Silvio Berlusconi now wants to become president (and he has his chances)

Unsinkable Silvio Berlusconi, 85, survivor of the Covid-19 he had in 2020. Criminal record as long as an arm, trials, scandals, hospitalizations, repeated facelifts … and rage as on the first day. His goal for 2022 is to become president (and honor the promise he once made to his mother).

The election will take place from January 24. In Italy, it is not a popular vote: the head of state is appointed by the electorate. Sergio Mattarella does not want to represent himself, “Il Cavaliere” dreams of settling in his chair.

Even if this is an essentially honorary position, it would be the consecration before leaving the stage. Berlusconi has already been President of the Council (the head of government) four times, and no one since World War II has done so well. Today he wants another title. If elected, it would be the first time in 23 years that an Italian head of state would be ranked on the right of the political spectrum.

But above all, it would allow him to take advantage of the immunity collar as in Koh Lanta : protection for seven years, during his term of office. Considering his posture, it’s quite tempting, he is still involved in two trials linked to “Bunga Bunga” parties with prostitutes and minors. That was over ten years ago but the proceedings are still ongoing.

On the right, Silvio Berlusconi is clearly one of the favorites. In addition to the elected members of his party, Forza Italia, he can count on the support of the League of Matteo Salvini, and of the post-fascist party Fratelli d’Italia. But the election system imposes long political negotiations, it often takes several days and several ballots for a name to win support. During the first three rounds (the ballot takes place by secret ballot), the candidate must obtain two-thirds of the votes of the electoral college – senators, deputies and representatives of the regions – while from the fourth round, a simple majority is sufficient.

To go to the end and reach a simple majority, Silvio Berlusconi still lacks about fifty votes. For several weeks, he has been leading a very offensive campaign with deputies and senators: during the Christmas holidays, he bombarded them with phone calls. Since Tuesday January 11, he has been in Rome to meet them and convince them in person, picking up their votes one by one, “like nuts” says the press who laugh at what they call a “operation squirrel”.

Berlusconi has not changed his method: he announced that if it was not him but Mario Draghi, the current Prime Minister, who was elected president, his party would withdraw from the government, which would lead to early parliamentary elections. .

Outgoing President Sergio Mattarella, who is leaving after a seven-year term, was instrumental in the arrival of Mario Draghi as head of a national unity government in February, following the collapse of the previous coalition .
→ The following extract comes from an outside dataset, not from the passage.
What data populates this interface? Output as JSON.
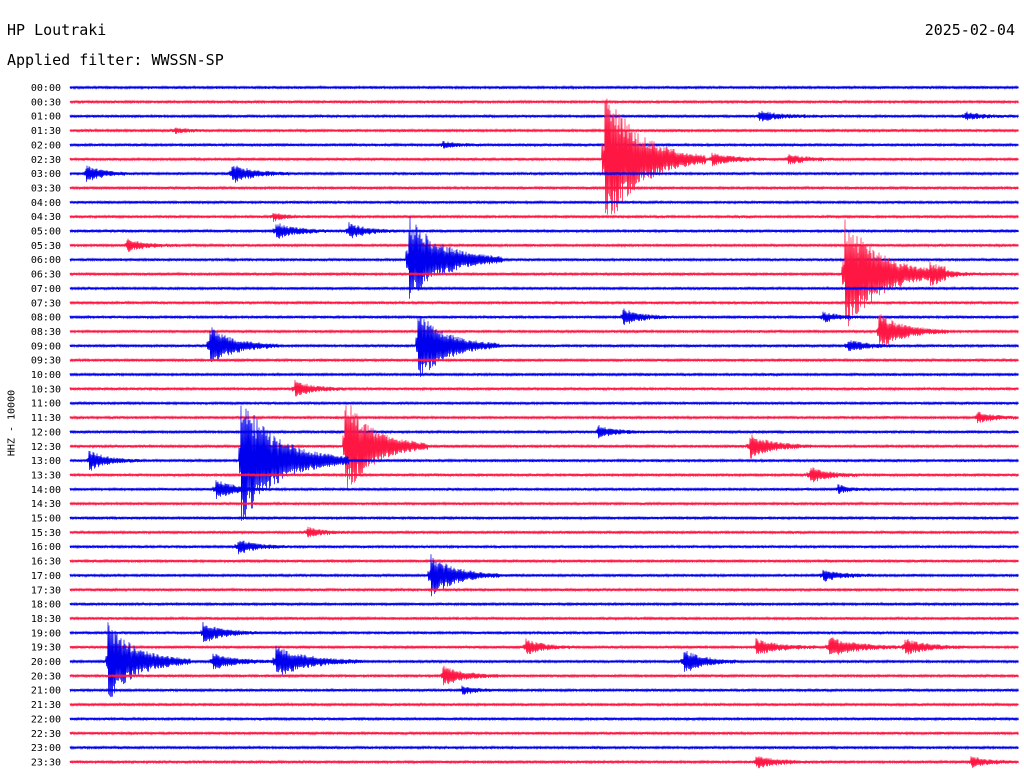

At the antipodes of the Berlusconian style, Mario Draghi, former boss of the European Central Bank (ECB), 74, is considered by commentators as the best placed to take the post. He presents himself as a consensual personality capable of bringing people together across political lines, “a grandfather in the service of institutions “.

But he currently has a lot to do to manage the vast post-pandemic recovery fund of more than 190 billion euros from the European Union, and to implement the reforms that Brussels expects in return. Many believe that he must remain in office until the legislative elections scheduled for 2023 to pass the changes deemed essential to Italy’s economic recovery.

Berlusconi, for his part, tries to present himself as a reasonable moderate, a competent statesman capable of containing the excesses of the anti-European far right. He even made overtures to MPs from the 5 Star Movement (M5S), the most numerous in Parliament – whom he described in 2018 as being so poorly qualified that he would not even hire them “to clean his toilet“.

The enraged squirrel against the quiet grandfather: it is the very duel “comedia dell’arte” which will animate the small theater of Italian political life over the next few weeks.